Now let $O$ be the set consisting of the singleton sets $\{x(k)\}$ for the first $n$ components and of $\{0,2\}$ otherwise.

Any mathematician reading that will, on getting to $\{x(k)\}$, think that $O$ is a set that has as some of its elements certain singleton sets $\{x(k)\}$, which is emphatically not the case: these singletons are factors of $O$, not elements of $O$. What you meant is:

Now let $O=\prod_{k\in\Bbb Z^+}O_k$, where $O_k=\{x(k)\}$ if $k\le n$ and $O_k=\{0,2\}$ otherwise.

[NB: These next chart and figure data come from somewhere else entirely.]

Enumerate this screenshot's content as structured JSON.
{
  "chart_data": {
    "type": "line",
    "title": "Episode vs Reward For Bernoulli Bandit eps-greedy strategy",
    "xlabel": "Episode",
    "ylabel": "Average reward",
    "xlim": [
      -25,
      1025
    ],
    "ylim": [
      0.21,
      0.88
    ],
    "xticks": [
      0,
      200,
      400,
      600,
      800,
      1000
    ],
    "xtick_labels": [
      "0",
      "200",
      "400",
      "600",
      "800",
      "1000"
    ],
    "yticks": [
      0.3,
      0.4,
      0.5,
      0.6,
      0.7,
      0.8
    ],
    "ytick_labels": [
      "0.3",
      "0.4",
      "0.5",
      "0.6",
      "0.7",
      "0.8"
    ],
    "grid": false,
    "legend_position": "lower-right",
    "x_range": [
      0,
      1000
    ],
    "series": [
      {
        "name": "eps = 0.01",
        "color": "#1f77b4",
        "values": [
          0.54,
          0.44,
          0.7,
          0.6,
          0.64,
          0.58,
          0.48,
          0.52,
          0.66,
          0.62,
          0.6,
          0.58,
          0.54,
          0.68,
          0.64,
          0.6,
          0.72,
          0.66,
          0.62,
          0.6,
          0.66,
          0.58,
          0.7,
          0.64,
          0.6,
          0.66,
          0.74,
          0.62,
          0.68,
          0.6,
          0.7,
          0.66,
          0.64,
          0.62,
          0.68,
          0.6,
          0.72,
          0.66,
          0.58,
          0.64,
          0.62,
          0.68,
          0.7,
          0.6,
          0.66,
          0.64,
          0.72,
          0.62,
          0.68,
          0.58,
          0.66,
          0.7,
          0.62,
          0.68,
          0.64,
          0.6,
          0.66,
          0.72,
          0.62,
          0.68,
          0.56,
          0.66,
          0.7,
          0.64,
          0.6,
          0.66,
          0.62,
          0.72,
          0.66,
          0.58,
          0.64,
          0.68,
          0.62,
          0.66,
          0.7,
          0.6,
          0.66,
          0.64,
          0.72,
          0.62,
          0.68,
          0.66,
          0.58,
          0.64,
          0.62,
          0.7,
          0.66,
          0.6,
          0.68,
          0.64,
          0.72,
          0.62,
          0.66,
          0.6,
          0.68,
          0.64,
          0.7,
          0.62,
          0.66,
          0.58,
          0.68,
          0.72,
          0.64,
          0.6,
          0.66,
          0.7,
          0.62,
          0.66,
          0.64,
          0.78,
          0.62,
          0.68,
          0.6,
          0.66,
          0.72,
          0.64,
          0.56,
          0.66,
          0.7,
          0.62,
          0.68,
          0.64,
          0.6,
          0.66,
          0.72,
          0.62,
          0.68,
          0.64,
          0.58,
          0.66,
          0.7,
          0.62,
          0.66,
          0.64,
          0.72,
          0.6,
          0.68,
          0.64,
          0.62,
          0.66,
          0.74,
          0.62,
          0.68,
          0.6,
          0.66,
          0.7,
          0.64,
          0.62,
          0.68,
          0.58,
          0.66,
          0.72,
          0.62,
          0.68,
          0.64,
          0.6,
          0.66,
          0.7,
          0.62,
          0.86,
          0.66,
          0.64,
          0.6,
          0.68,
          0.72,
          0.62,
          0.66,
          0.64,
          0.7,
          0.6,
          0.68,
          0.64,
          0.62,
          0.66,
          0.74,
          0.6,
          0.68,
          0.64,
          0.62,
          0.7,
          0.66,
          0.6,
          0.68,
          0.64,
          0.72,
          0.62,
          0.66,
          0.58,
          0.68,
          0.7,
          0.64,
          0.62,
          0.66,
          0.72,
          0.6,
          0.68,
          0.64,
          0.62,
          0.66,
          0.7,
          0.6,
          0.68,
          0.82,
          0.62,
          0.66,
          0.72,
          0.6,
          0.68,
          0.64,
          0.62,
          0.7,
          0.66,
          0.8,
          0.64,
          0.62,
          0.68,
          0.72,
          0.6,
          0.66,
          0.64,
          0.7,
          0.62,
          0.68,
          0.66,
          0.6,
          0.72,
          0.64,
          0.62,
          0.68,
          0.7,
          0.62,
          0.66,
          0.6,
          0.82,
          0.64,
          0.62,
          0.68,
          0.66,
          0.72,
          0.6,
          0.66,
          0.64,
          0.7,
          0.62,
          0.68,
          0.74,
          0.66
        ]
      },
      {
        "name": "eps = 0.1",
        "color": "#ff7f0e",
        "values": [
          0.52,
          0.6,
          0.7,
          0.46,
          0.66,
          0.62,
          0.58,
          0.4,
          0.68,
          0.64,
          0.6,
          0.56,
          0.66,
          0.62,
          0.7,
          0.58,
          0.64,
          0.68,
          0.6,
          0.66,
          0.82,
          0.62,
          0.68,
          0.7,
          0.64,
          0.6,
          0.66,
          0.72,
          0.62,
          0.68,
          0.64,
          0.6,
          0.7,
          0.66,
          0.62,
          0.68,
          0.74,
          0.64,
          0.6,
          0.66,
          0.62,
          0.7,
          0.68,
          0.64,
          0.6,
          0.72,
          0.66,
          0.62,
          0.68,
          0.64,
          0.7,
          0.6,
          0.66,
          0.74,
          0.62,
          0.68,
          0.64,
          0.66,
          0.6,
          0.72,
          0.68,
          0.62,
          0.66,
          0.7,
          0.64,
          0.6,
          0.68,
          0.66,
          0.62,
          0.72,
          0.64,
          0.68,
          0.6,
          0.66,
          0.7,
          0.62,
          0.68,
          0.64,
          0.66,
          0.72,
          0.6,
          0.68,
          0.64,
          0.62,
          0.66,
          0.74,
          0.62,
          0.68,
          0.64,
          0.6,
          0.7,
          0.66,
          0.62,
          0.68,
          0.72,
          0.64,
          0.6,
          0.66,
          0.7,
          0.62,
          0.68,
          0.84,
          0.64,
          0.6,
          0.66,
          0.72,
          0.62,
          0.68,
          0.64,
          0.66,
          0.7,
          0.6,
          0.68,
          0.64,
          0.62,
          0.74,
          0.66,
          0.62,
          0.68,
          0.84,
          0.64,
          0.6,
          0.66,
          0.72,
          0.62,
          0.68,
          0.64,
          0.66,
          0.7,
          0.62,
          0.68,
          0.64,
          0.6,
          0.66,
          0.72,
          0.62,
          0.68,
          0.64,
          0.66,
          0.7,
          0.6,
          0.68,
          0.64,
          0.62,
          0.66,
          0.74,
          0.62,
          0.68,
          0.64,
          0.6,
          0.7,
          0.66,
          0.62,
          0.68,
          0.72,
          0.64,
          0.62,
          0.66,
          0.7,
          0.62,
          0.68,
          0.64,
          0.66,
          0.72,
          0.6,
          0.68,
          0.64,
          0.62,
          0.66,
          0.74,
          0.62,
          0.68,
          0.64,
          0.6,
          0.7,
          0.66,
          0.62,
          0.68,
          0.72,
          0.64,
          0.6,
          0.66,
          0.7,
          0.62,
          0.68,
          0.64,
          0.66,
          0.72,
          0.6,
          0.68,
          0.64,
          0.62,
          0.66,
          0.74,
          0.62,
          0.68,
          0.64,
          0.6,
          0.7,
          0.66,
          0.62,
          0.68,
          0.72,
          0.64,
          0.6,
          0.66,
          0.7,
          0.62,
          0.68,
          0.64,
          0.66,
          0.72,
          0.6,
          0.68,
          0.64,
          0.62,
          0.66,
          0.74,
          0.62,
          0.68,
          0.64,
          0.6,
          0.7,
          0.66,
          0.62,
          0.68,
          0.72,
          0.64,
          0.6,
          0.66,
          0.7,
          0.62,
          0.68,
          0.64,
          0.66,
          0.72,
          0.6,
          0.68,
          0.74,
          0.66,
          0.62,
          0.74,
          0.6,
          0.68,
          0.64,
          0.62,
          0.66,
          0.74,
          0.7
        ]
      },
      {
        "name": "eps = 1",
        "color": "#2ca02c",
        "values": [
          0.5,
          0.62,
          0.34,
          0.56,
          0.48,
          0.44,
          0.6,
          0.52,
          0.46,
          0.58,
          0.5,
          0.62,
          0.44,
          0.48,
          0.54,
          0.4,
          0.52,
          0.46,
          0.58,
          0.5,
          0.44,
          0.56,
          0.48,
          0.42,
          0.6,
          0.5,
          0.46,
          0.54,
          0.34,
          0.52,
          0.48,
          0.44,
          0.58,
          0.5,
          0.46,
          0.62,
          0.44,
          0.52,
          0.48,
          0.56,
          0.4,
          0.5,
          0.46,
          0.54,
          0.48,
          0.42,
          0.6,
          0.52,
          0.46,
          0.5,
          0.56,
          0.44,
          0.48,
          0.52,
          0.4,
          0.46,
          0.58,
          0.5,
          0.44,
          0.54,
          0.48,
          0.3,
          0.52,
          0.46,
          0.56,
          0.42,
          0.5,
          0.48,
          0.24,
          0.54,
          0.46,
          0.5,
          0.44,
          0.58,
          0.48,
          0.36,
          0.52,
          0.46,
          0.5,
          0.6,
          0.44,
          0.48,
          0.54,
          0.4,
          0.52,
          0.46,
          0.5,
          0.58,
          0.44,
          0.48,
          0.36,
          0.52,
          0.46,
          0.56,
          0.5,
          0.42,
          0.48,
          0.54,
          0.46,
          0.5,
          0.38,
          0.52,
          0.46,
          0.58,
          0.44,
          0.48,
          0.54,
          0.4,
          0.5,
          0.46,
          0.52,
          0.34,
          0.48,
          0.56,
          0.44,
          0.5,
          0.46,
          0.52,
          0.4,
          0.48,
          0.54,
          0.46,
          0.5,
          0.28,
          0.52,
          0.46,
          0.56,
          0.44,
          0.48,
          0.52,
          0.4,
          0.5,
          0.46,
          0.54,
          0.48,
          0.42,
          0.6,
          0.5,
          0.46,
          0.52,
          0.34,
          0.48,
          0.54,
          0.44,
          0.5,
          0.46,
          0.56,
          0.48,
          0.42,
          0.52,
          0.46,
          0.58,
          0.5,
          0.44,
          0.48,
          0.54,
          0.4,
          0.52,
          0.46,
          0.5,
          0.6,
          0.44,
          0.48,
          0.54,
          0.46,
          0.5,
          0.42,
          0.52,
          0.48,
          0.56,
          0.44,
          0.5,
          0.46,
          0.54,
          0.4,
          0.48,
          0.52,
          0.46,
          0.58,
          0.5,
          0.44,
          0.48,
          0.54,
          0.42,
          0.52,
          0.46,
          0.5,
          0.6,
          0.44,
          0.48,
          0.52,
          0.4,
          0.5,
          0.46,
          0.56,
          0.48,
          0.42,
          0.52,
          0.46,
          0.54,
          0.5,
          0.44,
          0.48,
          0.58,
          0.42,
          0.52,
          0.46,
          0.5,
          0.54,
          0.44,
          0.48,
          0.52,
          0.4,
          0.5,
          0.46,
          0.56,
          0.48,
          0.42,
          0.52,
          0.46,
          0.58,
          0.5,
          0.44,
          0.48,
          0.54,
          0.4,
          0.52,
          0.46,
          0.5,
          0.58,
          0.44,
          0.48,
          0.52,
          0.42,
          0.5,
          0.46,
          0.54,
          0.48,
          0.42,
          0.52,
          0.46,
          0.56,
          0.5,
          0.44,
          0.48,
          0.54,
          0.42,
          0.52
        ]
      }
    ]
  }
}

Similarly, in the last part of the proof you don’t mean

when $O$ is equal to $\{0,2\}$ in all but finitely many components;

you mean

when $O=\prod_{n\in\Bbb Z^+}O_n\subseteq X$ is such that $O_n=\{0,2\}$ for all but finitely many $n$.

In the last part of the proof you could stand to give just a bit more detail. Specifically, it would be kinder to the reader to give a little more explanation of why $$\big(f(x)-\delta,f(x)+\delta\big)\subseteq f[O]\;.$$

Answer 2

See my answer https://math.stackexchange.com/a/475093/87690. It describes more general construction of homeomorphism between $2^ω$ and some Cantor set. If you define $F_f$'s to be the intervals for standard Cantor set construction, you'll get your function $f$ as the homeomorphim.